C'est souvent la meme chose, une base linux.
Mais le routeur domestique est deja paramétré pour faire le travail :-)

mike_r_qc · Le 09/06/2019, à 16:18

Bonjour Droopy191,

Donc, je n'aurai pas à m'amuser avec EBTables, non? Car en faisant la recherche à ce sujet, une configuration de la table Filtrage, si on met l'argument DROP, la machine fera du routage; avec l'argument ACCEPT, elle fera du pontage (bridge). J'ai ajouté une autre carte réseau Gigabyte (en PCI), qui était installé une vieille machine ayant un Pentium 4, sur Ares qui devient alors l'interface "enp10s10" et j'ai désactivé "enp0s25" (intégrée). Je la réactiverai si une des cartes PCI meurt subitement, lol. En procédant ainsi, si on avait dit que le type de carte (PCI, USB, Interne) entre dans la condition à même titre que type de réseau différent (cable, sans-fil, bluetooth). Je devrais par ailleurs songer à lire sur les couches OSI .

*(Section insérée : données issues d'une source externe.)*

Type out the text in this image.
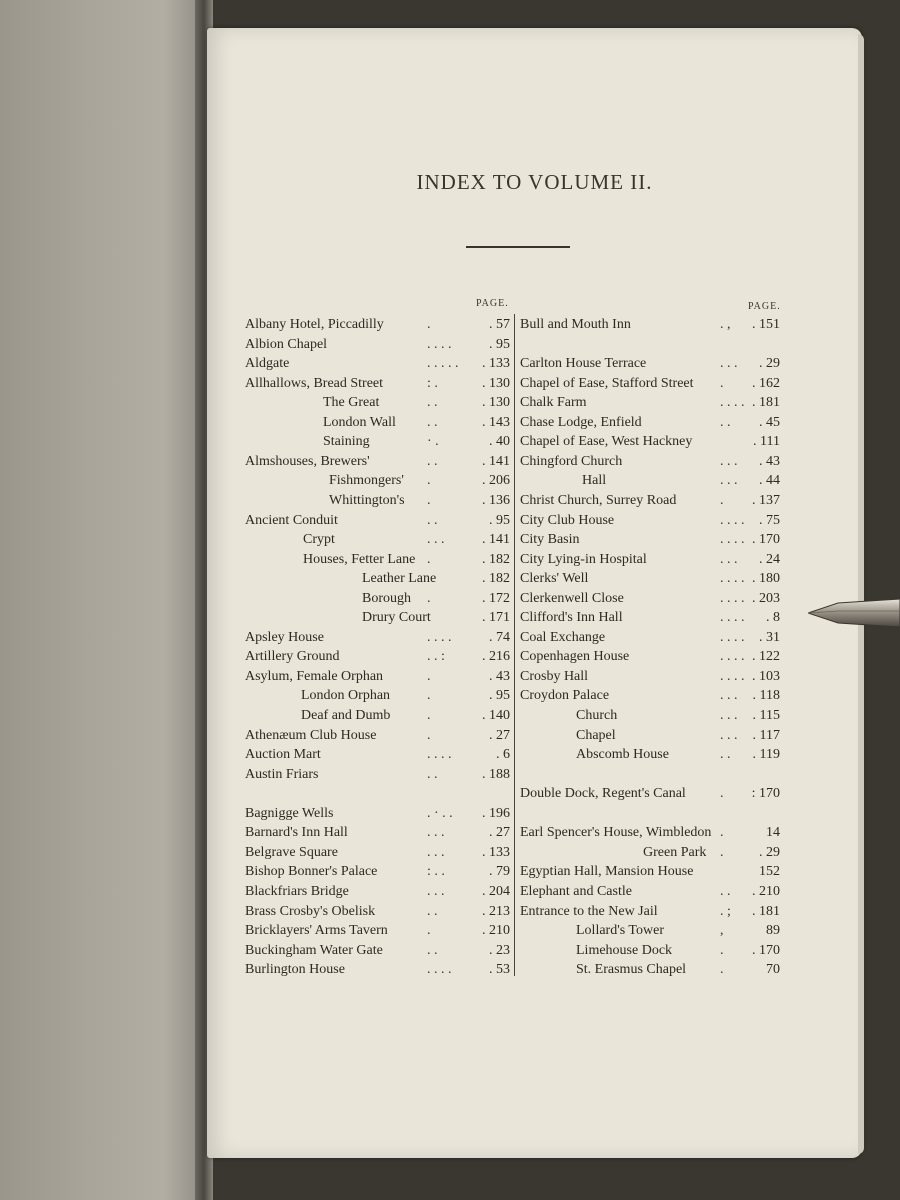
INDEX TO VOLUME II.
PAGE.	PAGE.
Albany Hotel, Piccadilly	.	. 57
Albion Chapel	. . . .	. 95
Aldgate	. . . . . . 133
Allhallows, Bread Street	: .	. 130
The Great	. .	. 130
London Wall . .	. 143
Staining	· .	. 40
Almshouses, Brewers'	. .	. 141
Fishmongers' .	. 206
Whittington's .	. 136
Ancient Conduit	. .	. 95
Crypt	. . .	. 141
Houses, Fetter Lane .	. 182
Leather Lane	. 182
Borough .	. 172
Drury Court	. 171
Apsley House	. . . .	. 74
Artillery Ground	. . :	. 216
Asylum, Female Orphan	.	. 43
London Orphan	.	. 95
Deaf and Dumb	.	. 140
Athenæum Club House	.	. 27
Auction Mart	. . . .	. 6
Austin Friars	. .	. 188
Bagnigge Wells	. · . . . 196
Barnard's Inn Hall	. . .	. 27
Belgrave Square	. . .	. 133
Bishop Bonner's Palace	: . .	. 79
Blackfriars Bridge	. . .	. 204
Brass Crosby's Obelisk	. .	. 213
Bricklayers' Arms Tavern	.	. 210
Buckingham Water Gate	. .	. 23
Burlington House	. . . .	. 53
Bull and Mouth Inn	. , . 151
Carlton House Terrace	. . . . 29
Chapel of Ease, Stafford Street . . 162
Chalk Farm	. . . . . 181
Chase Lodge, Enfield	. . . 45
Chapel of Ease, West Hackney	. 111
Chingford Church	. . . . 43
Hall	. . . . 44
Christ Church, Surrey Road	. . 137
City Club House	. . . . . 75
City Basin	. . . . . 170
City Lying-in Hospital	. . . . 24
Clerks' Well	. . . . . 180
Clerkenwell Close	. . . . . 203
Clifford's Inn Hall	. . . . . 8
Coal Exchange	. . . . . 31
Copenhagen House	. . . . . 122
Crosby Hall	. . . . . 103
Croydon Palace	. . . . 118
Church	. . . . 115
Chapel	. . . . 117
Abscomb House	. . . 119
Double Dock, Regent's Canal . : 170
Earl Spencer's House, Wimbledon .	14
Green Park .	. 29
Egyptian Hall, Mansion House	152
Elephant and Castle	. . . 210
Entrance to the New Jail	. ; . 181
Lollard's Tower	,	89
Limehouse Dock	. . 170
St. Erasmus Chapel .	70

En ce qui concerne DHCP, je n'ai pas eu de réponse si je devais le garder actif comme serveur de pool IP dans le réseau 192.168.1.0; pour utiliser les adresses IP restantes de 100 à 253 pour créer un pool desservi par mon serveur, si cela est possible.

Pendant ma recherche sur EBTAbles, j'ai vu un autre sujet qui, pour Ares due à sa position dans l'ensemble du réseau, serait dans une situation "Man-in-the-Middle". J'ai déjà rencontré ce terme lorsqu'on parle de cyberattaques dans les livres, mais la discussion parlait d'utiliser cette position pour sa machine qui, comme Ares, se trouve entre deux réseaux mais risqué si les attaques provient d'un côté ou de l'autre de la machine...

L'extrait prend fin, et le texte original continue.